Kiting is where, in the bank account of one entity within a group of companies, a cheque is drawn on balance date payable to another entity within the group but is recorded in the general ledger of the first entity as a disbursement that occurred after balance date. The cheque is then recorded as a deposit in the bank account of the second entity on balance date and appears as an outstanding deposit in the reconciliation of that entity's general ledger "cash at bank" account with the bank statement. Kiting may also take place within the one entity, where the entity has more than one bank account.
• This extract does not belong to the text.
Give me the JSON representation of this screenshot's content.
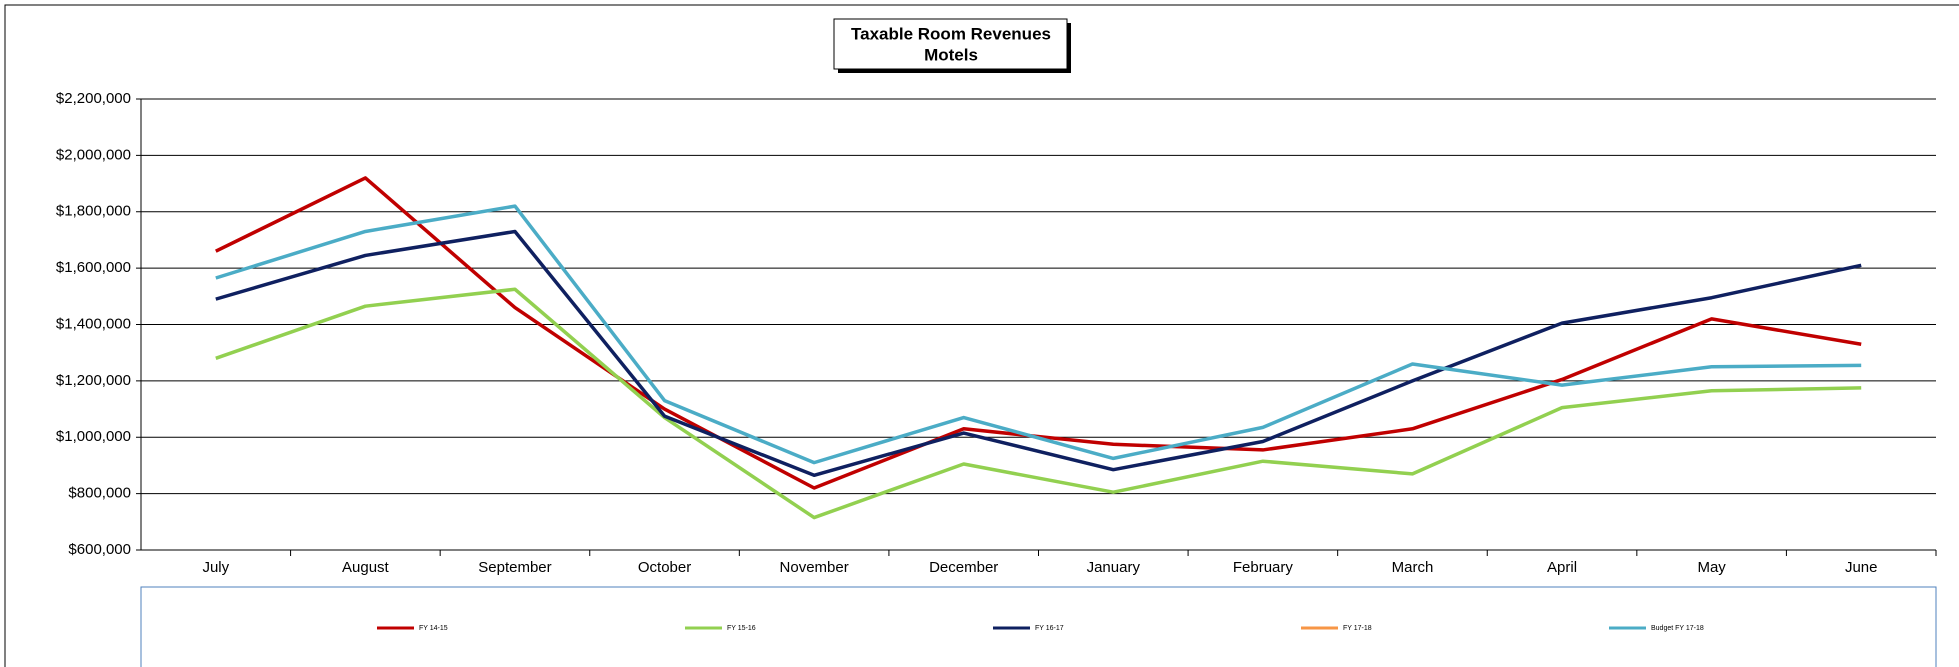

For example, consider the general ledger bank accounts of a group comprising entity A and entity B with a balance date of December 31. The same employee is responsible for drawing cheques on the bank accounts of both entities, and is also responsible for the reconciliation of the balance in the bank accounts in the general ledger with the balance on the bank statements. On December 31, a cheque is drawn on A's bank account payable to B for an amount of 60 but is recorded in the general ledger of A as a disbursement that occurred after balance date. The cheque is treated by B as an outstanding deposit as at December 31, and deposited into B's bank on January 1. The general ledger accounts for cash at bank would appear as follows:
| Entity A - Cash at bank | Entity B - Cash at bank | |||||
|---|---|---|---|---|---|---|
| Dec 30 | Balance | 100 | Dec 30 | Balance | 100 | |
| Dec 31 | Dec 31 | Deposit from A | 60 | |||
| Dec 31 | Balance | 100 | Dec 31 | Balance | 160 | |
| Jan 1 | Cheque to B | 60 | Jan 1 | |||
| Jan 2 | Balance | 40 | Jan 2 | Balance | 160 | |
The group financial statements based on the above recorded values will show total cash at bank of 260 at year end, whereas the correct amount is 200. Note that the same principle applies to one entity that has more than one bank account.
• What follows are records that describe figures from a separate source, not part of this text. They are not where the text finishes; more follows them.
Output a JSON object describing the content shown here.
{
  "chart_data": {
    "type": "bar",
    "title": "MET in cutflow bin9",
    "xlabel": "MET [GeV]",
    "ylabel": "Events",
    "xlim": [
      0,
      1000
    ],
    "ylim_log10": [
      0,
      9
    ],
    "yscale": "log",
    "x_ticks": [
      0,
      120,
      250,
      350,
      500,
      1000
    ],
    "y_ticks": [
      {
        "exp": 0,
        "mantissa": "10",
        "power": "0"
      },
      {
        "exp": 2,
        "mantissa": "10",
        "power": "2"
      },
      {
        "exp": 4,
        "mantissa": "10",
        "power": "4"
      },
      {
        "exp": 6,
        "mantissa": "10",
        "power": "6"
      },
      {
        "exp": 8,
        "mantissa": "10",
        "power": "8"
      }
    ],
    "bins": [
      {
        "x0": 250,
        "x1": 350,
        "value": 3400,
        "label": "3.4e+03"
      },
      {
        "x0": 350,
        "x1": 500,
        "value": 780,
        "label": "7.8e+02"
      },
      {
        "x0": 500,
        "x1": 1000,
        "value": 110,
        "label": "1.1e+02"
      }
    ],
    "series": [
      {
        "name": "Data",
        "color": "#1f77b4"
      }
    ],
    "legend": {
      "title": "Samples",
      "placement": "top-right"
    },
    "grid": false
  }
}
The auditor can detect this form of kiting by ensuring any outstanding deposit appearing on a bank reconciliation at balance date that arises from an inter-entity cheque (in the example, the deposit from A of 60) is also recorded by the paying entity as a cheque drawn prior to balance date (and not, as shown above, as a cheque drawn after balance date).
Clients can reduce the risk of this type of fraud by ensuring that persons responsible for authorizing or signing cheques are not also responsible for the preparation of the reconciliation of the general ledger "cash at bank" account with the bank statement (in other words, by ensuring organizational independence).